Critical timestep determined by grid spacing and sound speed.

classmethod from_string(ymlstring: str) Self#

Create a Problem instance from a YAML string.

Parameters:

ymlstring (str) – YAML content as a string.

Returns:

Instantiated Problem object.

Return type:

Problem

classmethod from_yaml(fname: str) Self#

Create a Problem instance from a YAML file.

Parameters:

fname (str) – Path to YAML configuration file.

Returns:

Instantiated Problem object.

Return type:

Problem

property kinetic_energy: floating#

Total kinetic energy (scalar).

property mass: floating#

Total mass integrated over domain (scalar).

plot(ax=None) None#

Plot a snapshot of the solution and the current stress state.

Parameters:

ax (matplotlib.pyplot.axis, optional) – An axis to plot into, if None or wrong shape a new axis is created

plot_topo(show_defo=False, show_pressure=False) None#

Plot the gap topography, optionally in deformed state and with pressure profile.

Parameters:
  • show_defo (bool) – Flag for showing deformation, default is False

  • show_pressure (bool) – Flag for showing pressure, default is False

property q: ndarray[tuple[Any, ...], dtype[floating]]#

Full density field

property q_has_nan: bool#

Check for NaNs in the solution field.

property q_has_negative_density: bool#

Check for negative densities in the solution field.
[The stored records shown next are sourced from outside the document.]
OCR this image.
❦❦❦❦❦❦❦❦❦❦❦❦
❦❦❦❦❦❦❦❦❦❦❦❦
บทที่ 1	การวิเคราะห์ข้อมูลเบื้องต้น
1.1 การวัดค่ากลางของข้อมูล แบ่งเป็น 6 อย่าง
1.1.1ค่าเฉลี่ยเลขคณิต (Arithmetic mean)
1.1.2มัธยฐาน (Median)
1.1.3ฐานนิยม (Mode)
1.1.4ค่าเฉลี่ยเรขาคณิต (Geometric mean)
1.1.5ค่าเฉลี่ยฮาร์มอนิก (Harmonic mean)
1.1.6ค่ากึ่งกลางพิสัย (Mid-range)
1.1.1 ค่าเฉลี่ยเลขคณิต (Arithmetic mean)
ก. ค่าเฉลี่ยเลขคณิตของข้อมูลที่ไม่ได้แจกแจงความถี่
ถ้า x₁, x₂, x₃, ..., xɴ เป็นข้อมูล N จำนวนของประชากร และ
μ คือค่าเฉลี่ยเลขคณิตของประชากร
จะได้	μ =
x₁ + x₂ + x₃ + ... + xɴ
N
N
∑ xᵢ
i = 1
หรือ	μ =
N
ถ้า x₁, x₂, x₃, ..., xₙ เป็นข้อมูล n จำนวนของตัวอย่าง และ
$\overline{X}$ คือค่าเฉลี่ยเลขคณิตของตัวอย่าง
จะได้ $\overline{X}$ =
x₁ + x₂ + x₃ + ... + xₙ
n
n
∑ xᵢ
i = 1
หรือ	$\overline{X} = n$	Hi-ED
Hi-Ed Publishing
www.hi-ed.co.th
property q_is_valid: bool#

Validity flag for the solution field.

run(keep_open: bool = False) None#

Run the time-stepping loop until convergence, maximum iterations, or until a termination signal is received.

Parameters:

keep_open (bool, optional) – If True, keeps files open after run for following runs to be written in the same files, by default False.

update() None#

Performs a single time step using the MacCormack [1] predictor corrector scheme.

References

property v_max: floating#

Maximum speed in the domain (scalar).

write(scalars: bool = True, fields: bool = True) None#

Write scalars, fields and hyperparameters to disk as configured.